La rivalité entre l’État nguni, lui-même meurtrier et prédateur, et l’État portugais (auquel on peut bien sûr accoler les mêmes caractéristiques) ne fait pas du chef du premier un résistant anticolonial (l’introduction d’ E. Morier-Genoud, du reste, ne dit nullement cela). Il s’agit d’ une rivalité entre deux conquérants (l’arrivée des ngunis dans la région, dans le cadre de la grande migration du Mfecane, ne date que de 1824). La nature profondément esclavagiste, prébendière et militaire de cet État explique aussi son effondrement somme toute très facile : les peuples africains ne se soulèvent pas pour le défendre face à l’avancée portugaise ; les révoltes des chefs du Sud contre l’ extension de l’ impôt indigène portugais sont écrasées sans un secours de Goungounyane, et les troupes coloniales portugaises n’ont aucun mal à recruter des auxiliaires africains pour venir attaquer l’empereur Nguni. La dernière révolte nguni (1897, après l’exil du roi) organisée par un de ses anciens généraux est plus un soubresaut de la structure militaire ngunie qu’un soulèvement des populations africaines.

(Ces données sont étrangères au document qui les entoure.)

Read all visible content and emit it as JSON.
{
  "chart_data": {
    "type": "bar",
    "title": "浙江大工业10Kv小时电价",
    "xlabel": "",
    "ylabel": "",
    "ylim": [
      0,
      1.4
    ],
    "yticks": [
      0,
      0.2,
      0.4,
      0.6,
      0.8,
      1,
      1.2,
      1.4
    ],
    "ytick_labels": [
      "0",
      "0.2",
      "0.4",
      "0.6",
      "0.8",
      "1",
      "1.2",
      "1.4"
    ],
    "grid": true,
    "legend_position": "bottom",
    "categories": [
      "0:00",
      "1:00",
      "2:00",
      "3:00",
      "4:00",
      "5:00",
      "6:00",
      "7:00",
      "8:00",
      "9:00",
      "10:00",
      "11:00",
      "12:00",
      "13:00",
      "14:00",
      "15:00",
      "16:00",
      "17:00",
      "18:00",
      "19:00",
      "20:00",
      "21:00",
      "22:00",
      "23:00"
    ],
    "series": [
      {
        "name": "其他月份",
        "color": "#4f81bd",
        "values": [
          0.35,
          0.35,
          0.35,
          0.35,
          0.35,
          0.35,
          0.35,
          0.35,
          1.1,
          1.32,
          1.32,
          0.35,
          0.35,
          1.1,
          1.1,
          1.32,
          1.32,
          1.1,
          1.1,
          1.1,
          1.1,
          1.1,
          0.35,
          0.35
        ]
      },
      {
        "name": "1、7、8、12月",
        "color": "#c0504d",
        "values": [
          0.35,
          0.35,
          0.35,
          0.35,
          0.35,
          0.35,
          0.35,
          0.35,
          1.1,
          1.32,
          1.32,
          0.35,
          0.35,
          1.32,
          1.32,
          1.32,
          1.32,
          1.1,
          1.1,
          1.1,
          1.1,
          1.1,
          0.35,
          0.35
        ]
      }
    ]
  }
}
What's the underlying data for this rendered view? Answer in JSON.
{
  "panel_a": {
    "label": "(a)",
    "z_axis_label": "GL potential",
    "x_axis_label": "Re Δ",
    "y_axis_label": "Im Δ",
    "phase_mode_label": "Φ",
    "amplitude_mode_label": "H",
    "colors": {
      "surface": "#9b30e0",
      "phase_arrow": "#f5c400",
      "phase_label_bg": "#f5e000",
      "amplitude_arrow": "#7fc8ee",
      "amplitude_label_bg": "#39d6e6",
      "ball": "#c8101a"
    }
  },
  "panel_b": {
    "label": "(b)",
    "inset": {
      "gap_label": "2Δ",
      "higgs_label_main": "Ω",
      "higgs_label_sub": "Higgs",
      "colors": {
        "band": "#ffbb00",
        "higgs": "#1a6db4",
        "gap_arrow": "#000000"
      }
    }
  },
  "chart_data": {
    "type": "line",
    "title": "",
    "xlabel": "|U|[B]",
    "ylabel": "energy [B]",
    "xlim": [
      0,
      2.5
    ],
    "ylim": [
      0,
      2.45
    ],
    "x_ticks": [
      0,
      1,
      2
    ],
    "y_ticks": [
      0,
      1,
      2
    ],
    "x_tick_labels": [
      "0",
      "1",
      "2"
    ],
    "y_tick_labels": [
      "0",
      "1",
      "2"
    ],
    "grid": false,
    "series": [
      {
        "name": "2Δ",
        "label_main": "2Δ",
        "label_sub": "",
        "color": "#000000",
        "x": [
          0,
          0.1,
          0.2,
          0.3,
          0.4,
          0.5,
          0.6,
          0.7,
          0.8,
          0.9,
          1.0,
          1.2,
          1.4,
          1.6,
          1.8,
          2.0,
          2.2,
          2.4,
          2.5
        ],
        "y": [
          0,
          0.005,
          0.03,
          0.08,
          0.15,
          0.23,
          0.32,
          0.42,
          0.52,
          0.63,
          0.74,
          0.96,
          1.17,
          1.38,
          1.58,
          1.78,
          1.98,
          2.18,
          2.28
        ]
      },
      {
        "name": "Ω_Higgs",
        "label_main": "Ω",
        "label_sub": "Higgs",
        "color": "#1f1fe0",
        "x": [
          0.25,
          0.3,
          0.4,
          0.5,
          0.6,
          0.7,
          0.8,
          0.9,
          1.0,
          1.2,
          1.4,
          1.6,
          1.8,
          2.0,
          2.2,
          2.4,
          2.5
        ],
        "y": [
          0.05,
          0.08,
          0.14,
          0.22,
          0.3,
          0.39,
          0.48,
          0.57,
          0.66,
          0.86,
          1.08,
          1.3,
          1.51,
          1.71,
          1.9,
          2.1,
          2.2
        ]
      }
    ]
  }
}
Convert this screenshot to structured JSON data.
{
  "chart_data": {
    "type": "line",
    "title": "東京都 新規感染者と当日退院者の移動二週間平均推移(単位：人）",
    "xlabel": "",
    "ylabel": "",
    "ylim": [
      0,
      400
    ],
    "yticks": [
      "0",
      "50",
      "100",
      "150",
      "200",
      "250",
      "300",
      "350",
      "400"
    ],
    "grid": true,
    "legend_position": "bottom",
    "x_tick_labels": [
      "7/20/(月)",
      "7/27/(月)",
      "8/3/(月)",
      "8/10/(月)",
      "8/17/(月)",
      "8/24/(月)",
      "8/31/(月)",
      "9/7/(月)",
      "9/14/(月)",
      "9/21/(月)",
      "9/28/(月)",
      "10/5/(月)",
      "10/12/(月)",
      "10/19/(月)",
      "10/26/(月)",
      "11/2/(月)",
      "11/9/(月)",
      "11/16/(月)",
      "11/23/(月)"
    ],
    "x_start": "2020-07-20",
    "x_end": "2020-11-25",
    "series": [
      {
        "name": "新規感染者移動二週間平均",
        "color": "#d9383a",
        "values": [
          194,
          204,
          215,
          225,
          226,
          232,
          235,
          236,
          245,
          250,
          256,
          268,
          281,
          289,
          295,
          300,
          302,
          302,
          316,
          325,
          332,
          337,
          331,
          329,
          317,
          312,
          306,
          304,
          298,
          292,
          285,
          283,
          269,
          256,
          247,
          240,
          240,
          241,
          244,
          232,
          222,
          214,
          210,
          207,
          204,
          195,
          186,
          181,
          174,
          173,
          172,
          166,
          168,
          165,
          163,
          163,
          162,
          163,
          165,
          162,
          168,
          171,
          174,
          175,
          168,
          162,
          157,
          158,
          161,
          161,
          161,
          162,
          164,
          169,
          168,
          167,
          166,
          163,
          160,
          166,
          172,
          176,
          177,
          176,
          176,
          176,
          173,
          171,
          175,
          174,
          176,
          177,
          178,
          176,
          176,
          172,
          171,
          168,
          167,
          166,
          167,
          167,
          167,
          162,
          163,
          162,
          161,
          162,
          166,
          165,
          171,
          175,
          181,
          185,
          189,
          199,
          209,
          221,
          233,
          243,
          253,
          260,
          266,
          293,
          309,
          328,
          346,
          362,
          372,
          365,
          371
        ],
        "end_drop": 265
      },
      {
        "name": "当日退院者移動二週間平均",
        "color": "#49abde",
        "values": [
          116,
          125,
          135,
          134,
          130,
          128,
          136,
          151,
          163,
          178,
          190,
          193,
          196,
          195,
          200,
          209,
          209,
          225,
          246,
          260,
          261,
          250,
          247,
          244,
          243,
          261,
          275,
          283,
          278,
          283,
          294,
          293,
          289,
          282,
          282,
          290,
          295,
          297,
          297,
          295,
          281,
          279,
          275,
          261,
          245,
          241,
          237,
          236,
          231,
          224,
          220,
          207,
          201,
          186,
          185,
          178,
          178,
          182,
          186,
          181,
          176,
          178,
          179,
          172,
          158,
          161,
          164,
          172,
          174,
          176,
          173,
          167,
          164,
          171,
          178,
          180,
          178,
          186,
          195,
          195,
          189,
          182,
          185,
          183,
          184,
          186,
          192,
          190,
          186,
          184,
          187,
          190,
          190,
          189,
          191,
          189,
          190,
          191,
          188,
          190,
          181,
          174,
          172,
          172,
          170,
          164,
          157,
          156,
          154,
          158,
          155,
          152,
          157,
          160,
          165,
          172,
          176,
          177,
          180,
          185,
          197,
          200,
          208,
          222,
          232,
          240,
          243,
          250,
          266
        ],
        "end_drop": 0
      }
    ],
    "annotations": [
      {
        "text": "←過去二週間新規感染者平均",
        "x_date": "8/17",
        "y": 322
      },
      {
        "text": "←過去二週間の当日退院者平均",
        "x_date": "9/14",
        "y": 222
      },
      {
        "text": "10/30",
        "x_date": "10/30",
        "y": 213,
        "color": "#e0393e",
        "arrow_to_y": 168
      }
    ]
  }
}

Du reste, si le Journal montre bien une chose, c’est la décadence de l’État Nguni. Certes, c’est le journal d’un missionnaire au racisme de son temps. Mais quel est l’appareil d’État nguni que le missionnaire voit ? Il voit l’empereur et ses reines, sa famille proche, des conseillers (les tindhouna, indunas en portugais), quelques généraux. On voit l’ empereur aller surveiller lui-même le travail de ses esclaves dans ses champs. Il ordonne des razzias aux marges de son empire pour avoir des bœufs et des « têtes » (esclaves). Et on voit les Portugais et les commerçants indiens (les banyans) alcooliser consciencieusement l’ empereur et toute sa cour. Bref, c’est un État minimal, plus une chefferie qu’un Empire organisé et enraciné. La diplomatie de l’empereur envers les Britanniques ne lui a pas permis de jouer sur la rivalité des impérialismes dominants, et on devine à la lecture du Journal, un roi nguni démoralisé qui ne se voit aucun avenir. Il est un piètre chef militaire, démobilisant son armée à des moments cruciaux, ou l’envoyant à la chasse. Le Journal est donc une source pour l’histoire de la conquête coloniale (déjà magistralement travaillée par René Pélissier, abondamment cité dans les notes de bas de page) mais aussi une source pour l’histoire politique ngunie.
Enfin on voit le petit monde des missionnaires de la Mission romande, leurs relations pas toujours faciles – par exemple, la tension entre Liengme et le fameux Henri Junod. Junod donnait la priorité au travail sur le littoral, déjà bien « portugalisé » et le simple fait que Liengme travaillât au cœur d’un État africain lui faisait craindre une méfiance de l’autorité portugaise (à bon escient puisque Liengme fut obligé de quitter le Mozambique). Mais la « Mission suisse » demeura au Mozambique.
Un épilogue replace aussi cette histoire dans le cadre de l’historiographie suisse, celle d’un « pays sans colonie » mais actif dans de nombreuses d’entre elles. Une importante bibliographie, une série de mini-biographies des acteurs portugais, suisses et africains (il manque étrangement Godidi, le second fils, lusophone, de Goungounyane), ainsi qu’un index de lieux géographiques et thématique complète utilement cet ouvrage passionnant.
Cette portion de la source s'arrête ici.